Chasing Police Calls

Airdates: March 8, 9, 11

This is Living Stories, featuring voices from the collections of the Baylor University Institute for Oral History. I'm Kim Patterson.

Before television and computers monopolized our free time, chasing police calls was a popular hobby. People needed only a radio, the knowhow to tinker with it, and a car.

Charles Armstrong, a lifelong radio enthusiast and Waco resident, explains how he and wife Ruth had access to police dispatches through the 1940s, 50s, and 60s:

"They was on AM, but they were up high on the band. On your car radio or house radio, you could turn it far as you go plumb up to the end of the band. You could take you a screwdriver and go in the back, and you could change the frequency. You could raise it up a little bit by using what's called an antenna tuner, and you could reach the police department. You could hear them on there dispatching. So we could listen to them, and if it was anywhere close, we'd get in the car and go.
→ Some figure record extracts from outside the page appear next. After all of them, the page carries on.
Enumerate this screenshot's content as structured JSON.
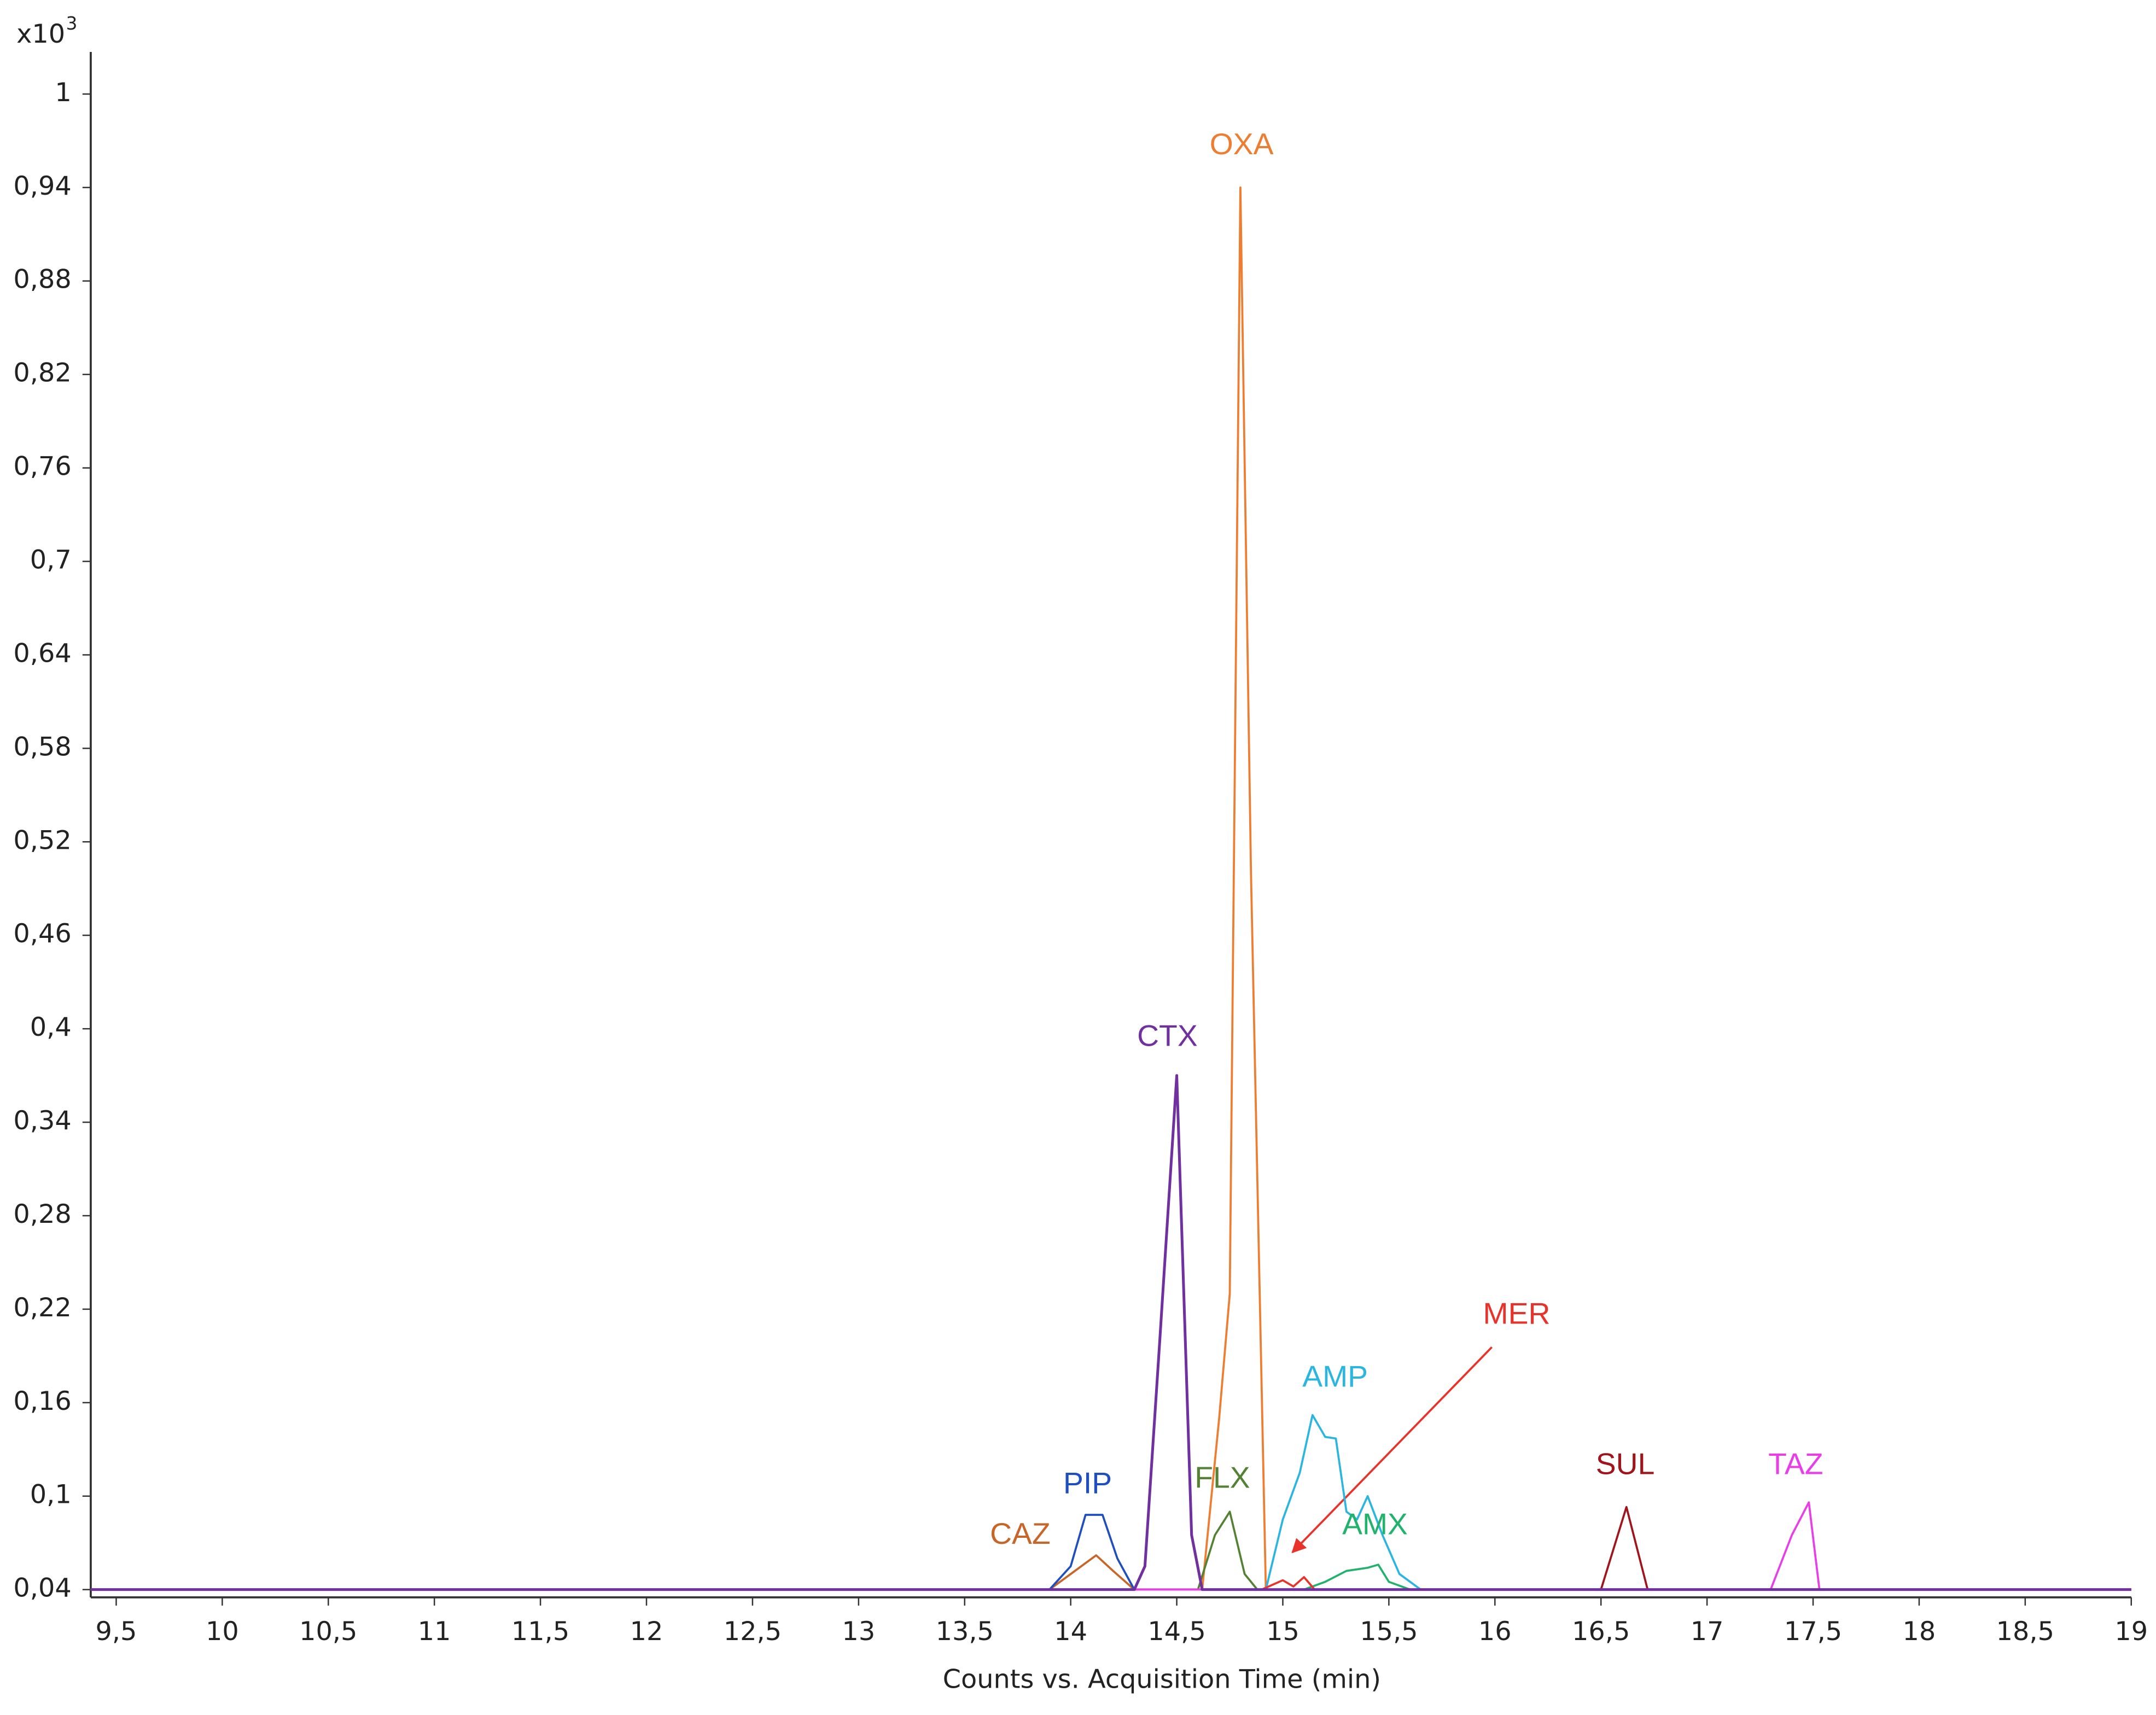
{
  "chart_data": {
    "type": "line",
    "x_axis_title": "Counts vs. Acquisition Time (min)",
    "y_scale_label": "x10",
    "y_scale_exponent": "3",
    "xlim": [
      9.38,
      19
    ],
    "ylim": [
      0.035,
      1.027
    ],
    "xticks": [
      {
        "value": 9.5,
        "label": "9,5"
      },
      10,
      {
        "value": 10.5,
        "label": "10,5"
      },
      11,
      {
        "value": 11.5,
        "label": "11,5"
      },
      12,
      {
        "value": 12.5,
        "label": "12,5"
      },
      13,
      {
        "value": 13.5,
        "label": "13,5"
      },
      14,
      {
        "value": 14.5,
        "label": "14,5"
      },
      15,
      {
        "value": 15.5,
        "label": "15,5"
      },
      16,
      {
        "value": 16.5,
        "label": "16,5"
      },
      17,
      {
        "value": 17.5,
        "label": "17,5"
      },
      18,
      {
        "value": 18.5,
        "label": "18,5"
      },
      19
    ],
    "yticks": [
      {
        "value": 0.04,
        "label": "0,04"
      },
      {
        "value": 0.1,
        "label": "0,1"
      },
      {
        "value": 0.16,
        "label": "0,16"
      },
      {
        "value": 0.22,
        "label": "0,22"
      },
      {
        "value": 0.28,
        "label": "0,28"
      },
      {
        "value": 0.34,
        "label": "0,34"
      },
      {
        "value": 0.4,
        "label": "0,4"
      },
      {
        "value": 0.46,
        "label": "0,46"
      },
      {
        "value": 0.52,
        "label": "0,52"
      },
      {
        "value": 0.58,
        "label": "0,58"
      },
      {
        "value": 0.64,
        "label": "0,64"
      },
      {
        "value": 0.7,
        "label": "0,7"
      },
      {
        "value": 0.76,
        "label": "0,76"
      },
      {
        "value": 0.82,
        "label": "0,82"
      },
      {
        "value": 0.88,
        "label": "0,88"
      },
      {
        "value": 0.94,
        "label": "0,94"
      },
      1
    ],
    "grid": false,
    "series": [
      {
        "name": "OXA",
        "color": "#ed7d31",
        "x": [
          9.38,
          14.62,
          14.7,
          14.75,
          14.8,
          14.85,
          14.92,
          19
        ],
        "values": [
          0.04,
          0.04,
          0.15,
          0.23,
          0.94,
          0.5,
          0.04,
          0.04
        ]
      },
      {
        "name": "CAZ",
        "color": "#c8662a",
        "x": [
          9.38,
          13.9,
          14.0,
          14.12,
          14.2,
          14.3,
          19
        ],
        "values": [
          0.04,
          0.04,
          0.05,
          0.062,
          0.052,
          0.04,
          0.04
        ]
      },
      {
        "name": "PIP",
        "color": "#1f4fbf",
        "x": [
          9.38,
          13.9,
          14.0,
          14.07,
          14.15,
          14.22,
          14.3,
          19
        ],
        "values": [
          0.04,
          0.04,
          0.055,
          0.088,
          0.088,
          0.06,
          0.04,
          0.04
        ]
      },
      {
        "name": "FLX",
        "color": "#548235",
        "x": [
          9.38,
          14.6,
          14.68,
          14.75,
          14.82,
          14.88,
          19
        ],
        "values": [
          0.04,
          0.04,
          0.075,
          0.09,
          0.05,
          0.04,
          0.04
        ]
      },
      {
        "name": "AMP",
        "color": "#2bb5e0",
        "x": [
          9.38,
          14.92,
          15.0,
          15.08,
          15.14,
          15.2,
          15.25,
          15.3,
          15.35,
          15.4,
          15.47,
          15.55,
          15.65,
          19
        ],
        "values": [
          0.04,
          0.04,
          0.085,
          0.115,
          0.152,
          0.138,
          0.137,
          0.09,
          0.085,
          0.1,
          0.075,
          0.05,
          0.04,
          0.04
        ]
      },
      {
        "name": "AMX",
        "color": "#21b36b",
        "x": [
          9.38,
          15.1,
          15.2,
          15.3,
          15.4,
          15.45,
          15.5,
          15.6,
          19
        ],
        "values": [
          0.04,
          0.04,
          0.045,
          0.052,
          0.054,
          0.056,
          0.045,
          0.04,
          0.04
        ]
      },
      {
        "name": "MER",
        "color": "#e8322a",
        "x": [
          9.38,
          14.9,
          15.0,
          15.05,
          15.1,
          15.15,
          19
        ],
        "values": [
          0.04,
          0.04,
          0.046,
          0.042,
          0.048,
          0.04,
          0.04
        ]
      },
      {
        "name": "SUL",
        "color": "#a0151c",
        "x": [
          9.38,
          16.5,
          16.62,
          16.72,
          19
        ],
        "values": [
          0.04,
          0.04,
          0.093,
          0.04,
          0.04
        ]
      },
      {
        "name": "TAZ",
        "color": "#e83ee8",
        "x": [
          9.38,
          17.3,
          17.4,
          17.48,
          17.53,
          19
        ],
        "values": [
          0.04,
          0.04,
          0.075,
          0.096,
          0.04,
          0.04
        ]
      },
      {
        "name": "CTX",
        "color": "#7030a0",
        "x": [
          9.38,
          14.3,
          14.35,
          14.42,
          14.5,
          14.57,
          14.62,
          19
        ],
        "values": [
          0.04,
          0.04,
          0.055,
          0.2,
          0.37,
          0.075,
          0.04,
          0.04
        ]
      }
    ]
  }
}
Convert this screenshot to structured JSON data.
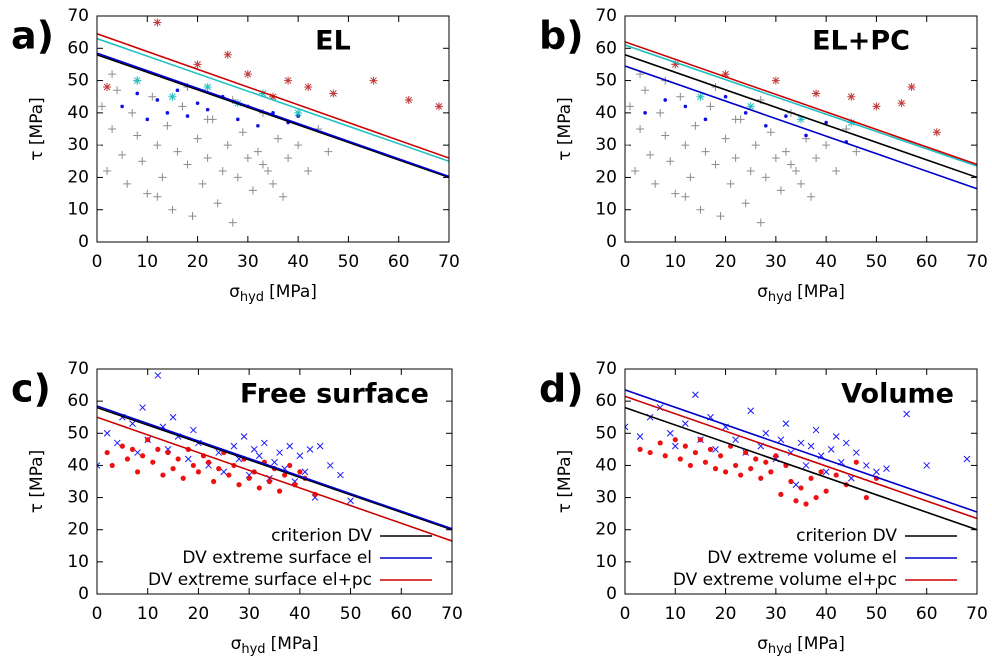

"And then it didn't last very long. I guess people got to bothering the police department and maybe too many people following them, so they went to FM, frequency modulation. I run up on a ad in one of the surplus books. We bought a tank receiver. It was for army tanks, twelve-volt operated. And so we'd chase them on FM."

Fires, car crashes, homicides—the Armstrongs went to it all. And their adventures influenced a young man named John Sherrell:

Charles Armstrong: "We'd chased so many times, so long that we knew every policeman on the force. In fact, the boy that used to ride with us to chase the calls, he said, ‘Boy,' said, ‘I'd like to be a policeman.' I said, ‘Well, they've got a school open down there.' And John went down and took a test and got in the police department, and he stayed on there for forty-something—forty years."

Ruth Armstrong: "And he's been on there for—he was on there for years."

Charles Armstrong: "And he ended up being a detective, and he got a taste of it from us."

When something interesting came over the police band, the Armstrongs often picked up nearby friends Harry and Lois Raines. Mr. Raines describes one disturbance that took place near the former post office at Franklin Avenue and Eighth Street: two soldiers were harassing a female and called in friends as backup when police arrived. Mr. Armstrong and Mr. Raines decided to help out:

"There were about two trucks sitting over by the post office there, and they whistled for them, and they all jumped out. So we was all out there fighting. And they'd tore up this policeman's uniform. And I was out there fighting; I was stomping his hat up. (laughs) And he had his gun out. He was hitting them up the side of the head with it. We loaded them in our car, took them to police headquarters, (interviewer laughs) the soldiers dressed in civilian clothes. This police had hit them up the side of the head, you know, and it didn't bring them down or nothing. Shoved them in a car, hit their head up against the side of the car, it didn't bother them. So they must have been hocked up on something, you know.

"And so they took them down there and drove in there. They'd reported we'd kidnapped those soldiers. These other guys in the truck, they went in the post office, called, said we'd kidnapped them. (laughs) And so we drove in down there, some policemen's standing out there, and they said, Is this the car kidnapped them soldiers? We said, No, we didn't kidnap them. We're bringing them in jail."

The first commercial police scanners hit the market in the 1970s, and today all kinds of scanning equipment exists, with many feeds streamed over the Internet. Several regulations of the practice have been put in place since the days when the Armstrongs and Raineses were listening in.